13 - Edge of Tomorrow


Edge of Tomorrow is one of the best films in 2014. It's not just edge of your seat nail biting entertainment. You'll also think about it when it's over, which is saying a lot in the flash paper world of big movie entertainment where stories are made to go in one eye out the other. Not gimmicky or derivative, it's actually about something we've lost touch with in American culture; perseverance in the face of despair. It's something the audience certainly knows about. The economy is fostering it upon 99% of us everyday. 

This movie is cut from that same cloth. Trapped in a repeating day a shallow self serving hero William Cage (tom Cruise) is faced with a brutal comeuppance for his selfish ways. I am not a Tom Cruise fan but somehow I think he's upped his game in his many outings as he matures as a performer. He brings many layers to this one, not the least of which is his lighthearted ability to bring a comedic spin, seemingly impossibly, to his multiple assassinations by his mentor and love interest, 



Rita Vrataski (Emily Blunt) during his training sequence. Bill Paxton as a fierce platoon commander and Brendan Gleeson as General of United Earth Forces, not to mention the rag tag squad Cruise is hung out to dry with round out the excellent cast. 

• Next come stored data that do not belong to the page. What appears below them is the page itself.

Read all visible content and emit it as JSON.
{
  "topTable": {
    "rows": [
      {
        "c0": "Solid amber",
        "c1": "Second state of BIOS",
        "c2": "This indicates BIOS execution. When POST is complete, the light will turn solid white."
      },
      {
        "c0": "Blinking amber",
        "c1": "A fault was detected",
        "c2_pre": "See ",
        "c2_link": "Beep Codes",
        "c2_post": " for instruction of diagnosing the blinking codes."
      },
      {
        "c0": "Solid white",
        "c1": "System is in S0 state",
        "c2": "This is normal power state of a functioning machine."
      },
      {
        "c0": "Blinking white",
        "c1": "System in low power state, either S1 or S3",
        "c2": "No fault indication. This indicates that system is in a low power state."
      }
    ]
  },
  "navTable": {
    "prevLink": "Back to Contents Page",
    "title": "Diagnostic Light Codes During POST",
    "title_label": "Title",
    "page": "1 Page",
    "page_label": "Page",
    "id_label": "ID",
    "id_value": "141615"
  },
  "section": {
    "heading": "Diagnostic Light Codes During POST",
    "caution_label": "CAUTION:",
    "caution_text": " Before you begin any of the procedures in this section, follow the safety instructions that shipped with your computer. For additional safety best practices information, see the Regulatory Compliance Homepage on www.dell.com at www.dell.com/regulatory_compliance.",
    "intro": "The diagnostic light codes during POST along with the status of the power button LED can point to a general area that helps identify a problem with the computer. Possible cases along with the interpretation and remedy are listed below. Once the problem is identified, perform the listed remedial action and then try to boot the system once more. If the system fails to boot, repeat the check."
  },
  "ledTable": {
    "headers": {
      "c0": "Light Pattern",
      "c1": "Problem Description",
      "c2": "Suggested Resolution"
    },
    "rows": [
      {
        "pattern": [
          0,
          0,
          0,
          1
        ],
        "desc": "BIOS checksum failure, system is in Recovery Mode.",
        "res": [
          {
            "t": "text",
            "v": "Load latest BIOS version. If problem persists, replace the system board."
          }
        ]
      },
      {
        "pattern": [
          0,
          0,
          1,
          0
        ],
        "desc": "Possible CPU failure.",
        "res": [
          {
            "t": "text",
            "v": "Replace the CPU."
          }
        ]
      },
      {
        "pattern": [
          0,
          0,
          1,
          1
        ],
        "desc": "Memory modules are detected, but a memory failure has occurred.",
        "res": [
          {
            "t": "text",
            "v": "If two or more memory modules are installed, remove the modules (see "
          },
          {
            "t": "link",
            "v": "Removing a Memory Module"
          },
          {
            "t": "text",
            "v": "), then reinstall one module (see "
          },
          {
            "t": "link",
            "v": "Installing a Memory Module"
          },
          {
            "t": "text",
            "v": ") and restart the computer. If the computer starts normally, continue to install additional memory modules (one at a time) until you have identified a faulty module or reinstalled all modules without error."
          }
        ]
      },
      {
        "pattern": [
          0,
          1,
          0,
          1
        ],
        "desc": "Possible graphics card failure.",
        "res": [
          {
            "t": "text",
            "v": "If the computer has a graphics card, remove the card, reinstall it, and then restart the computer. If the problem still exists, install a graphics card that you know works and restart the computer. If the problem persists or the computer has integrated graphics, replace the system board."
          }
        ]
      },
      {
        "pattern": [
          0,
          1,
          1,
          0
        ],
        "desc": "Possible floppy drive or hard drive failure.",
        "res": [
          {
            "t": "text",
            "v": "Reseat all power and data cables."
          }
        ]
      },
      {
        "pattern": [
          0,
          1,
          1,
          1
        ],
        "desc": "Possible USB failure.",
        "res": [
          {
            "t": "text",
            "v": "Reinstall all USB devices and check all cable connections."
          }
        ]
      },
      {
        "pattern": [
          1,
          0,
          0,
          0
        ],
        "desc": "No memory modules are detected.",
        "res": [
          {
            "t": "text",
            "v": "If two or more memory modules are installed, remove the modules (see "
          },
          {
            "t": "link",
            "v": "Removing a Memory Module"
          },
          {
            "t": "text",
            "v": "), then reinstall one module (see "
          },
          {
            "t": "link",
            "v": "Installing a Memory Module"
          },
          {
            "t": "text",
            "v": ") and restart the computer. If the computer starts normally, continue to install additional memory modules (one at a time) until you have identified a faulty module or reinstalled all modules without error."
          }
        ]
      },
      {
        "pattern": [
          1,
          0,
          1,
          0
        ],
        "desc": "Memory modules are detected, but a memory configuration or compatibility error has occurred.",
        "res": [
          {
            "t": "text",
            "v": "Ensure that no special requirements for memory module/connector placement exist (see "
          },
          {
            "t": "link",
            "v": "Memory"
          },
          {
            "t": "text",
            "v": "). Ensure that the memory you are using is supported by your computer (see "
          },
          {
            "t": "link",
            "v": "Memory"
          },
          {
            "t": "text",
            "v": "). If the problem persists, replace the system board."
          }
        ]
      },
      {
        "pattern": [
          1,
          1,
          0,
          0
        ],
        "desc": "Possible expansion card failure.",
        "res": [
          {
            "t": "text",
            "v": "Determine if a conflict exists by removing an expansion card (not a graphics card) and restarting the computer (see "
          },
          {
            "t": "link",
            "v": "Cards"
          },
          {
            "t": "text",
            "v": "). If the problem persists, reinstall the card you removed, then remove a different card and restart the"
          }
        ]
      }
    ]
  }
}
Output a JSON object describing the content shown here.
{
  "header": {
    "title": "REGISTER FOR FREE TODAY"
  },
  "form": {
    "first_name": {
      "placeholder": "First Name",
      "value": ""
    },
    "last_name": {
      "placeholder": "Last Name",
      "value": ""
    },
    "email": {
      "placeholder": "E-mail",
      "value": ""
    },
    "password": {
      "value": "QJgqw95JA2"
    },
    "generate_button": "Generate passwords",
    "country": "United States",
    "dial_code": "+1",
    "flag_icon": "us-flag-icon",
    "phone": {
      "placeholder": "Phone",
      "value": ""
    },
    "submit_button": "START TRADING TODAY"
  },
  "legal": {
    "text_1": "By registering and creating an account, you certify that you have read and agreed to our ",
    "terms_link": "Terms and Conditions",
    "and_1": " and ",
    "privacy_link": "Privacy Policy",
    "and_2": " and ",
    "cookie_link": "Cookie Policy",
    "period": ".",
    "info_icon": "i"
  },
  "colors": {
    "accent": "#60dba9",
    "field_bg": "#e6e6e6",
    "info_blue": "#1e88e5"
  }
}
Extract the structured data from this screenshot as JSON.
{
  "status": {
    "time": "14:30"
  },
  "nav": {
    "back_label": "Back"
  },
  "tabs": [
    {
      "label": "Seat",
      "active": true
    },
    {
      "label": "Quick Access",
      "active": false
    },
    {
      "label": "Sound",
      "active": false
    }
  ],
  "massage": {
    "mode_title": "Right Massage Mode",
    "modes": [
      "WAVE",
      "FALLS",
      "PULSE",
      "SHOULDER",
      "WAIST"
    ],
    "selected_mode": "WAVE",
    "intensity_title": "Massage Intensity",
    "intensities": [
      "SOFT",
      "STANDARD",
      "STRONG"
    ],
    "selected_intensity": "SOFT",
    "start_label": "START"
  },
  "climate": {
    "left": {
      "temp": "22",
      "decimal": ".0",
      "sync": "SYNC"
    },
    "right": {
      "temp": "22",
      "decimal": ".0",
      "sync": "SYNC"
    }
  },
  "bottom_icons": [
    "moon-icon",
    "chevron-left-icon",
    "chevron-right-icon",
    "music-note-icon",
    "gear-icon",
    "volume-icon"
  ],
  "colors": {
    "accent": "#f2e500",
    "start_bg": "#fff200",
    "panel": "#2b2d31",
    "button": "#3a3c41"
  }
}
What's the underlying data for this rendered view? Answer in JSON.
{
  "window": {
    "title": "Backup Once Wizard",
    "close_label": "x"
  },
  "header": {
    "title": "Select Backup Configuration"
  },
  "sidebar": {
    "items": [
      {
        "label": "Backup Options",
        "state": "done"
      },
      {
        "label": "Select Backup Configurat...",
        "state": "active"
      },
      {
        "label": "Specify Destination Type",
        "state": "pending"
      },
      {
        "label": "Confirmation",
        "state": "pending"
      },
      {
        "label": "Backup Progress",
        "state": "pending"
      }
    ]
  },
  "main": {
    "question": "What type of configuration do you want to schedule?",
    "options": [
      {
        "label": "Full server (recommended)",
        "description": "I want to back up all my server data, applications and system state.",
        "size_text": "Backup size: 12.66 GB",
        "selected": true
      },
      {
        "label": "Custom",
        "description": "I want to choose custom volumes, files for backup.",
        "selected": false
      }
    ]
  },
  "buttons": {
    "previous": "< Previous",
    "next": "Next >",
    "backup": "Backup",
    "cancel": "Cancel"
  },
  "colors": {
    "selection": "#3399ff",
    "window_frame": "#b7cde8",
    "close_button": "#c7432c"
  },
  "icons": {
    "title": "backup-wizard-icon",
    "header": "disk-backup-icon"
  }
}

The cleverness of the movie is partly that we have to experience a new alien invasion threat, A tall order that director Dong Liman and the art department succeed at alarmingly well. The second problem, any writer can tell you, is having to personalize the movie in Cage's crushing Kafkaesque entrapment. He dies on an Omaha-like beach so many times you begin to become convinced it's actually happening. And once he gets past that soul crashing labyrinthine gauntlet things get really hard. The man who only had himself to live for, starts to live for someone else and that begins to change who he is. Adapted from a book there are three credited screenwriters including Christopher Mcquarrie, hats off to them all.  

This film touches on that deep theme and brings it home as in the end.. hope is all they have left, Perseverance wins. It's good message for the rest of us leave the theater and go back to fighting the good fight everyday.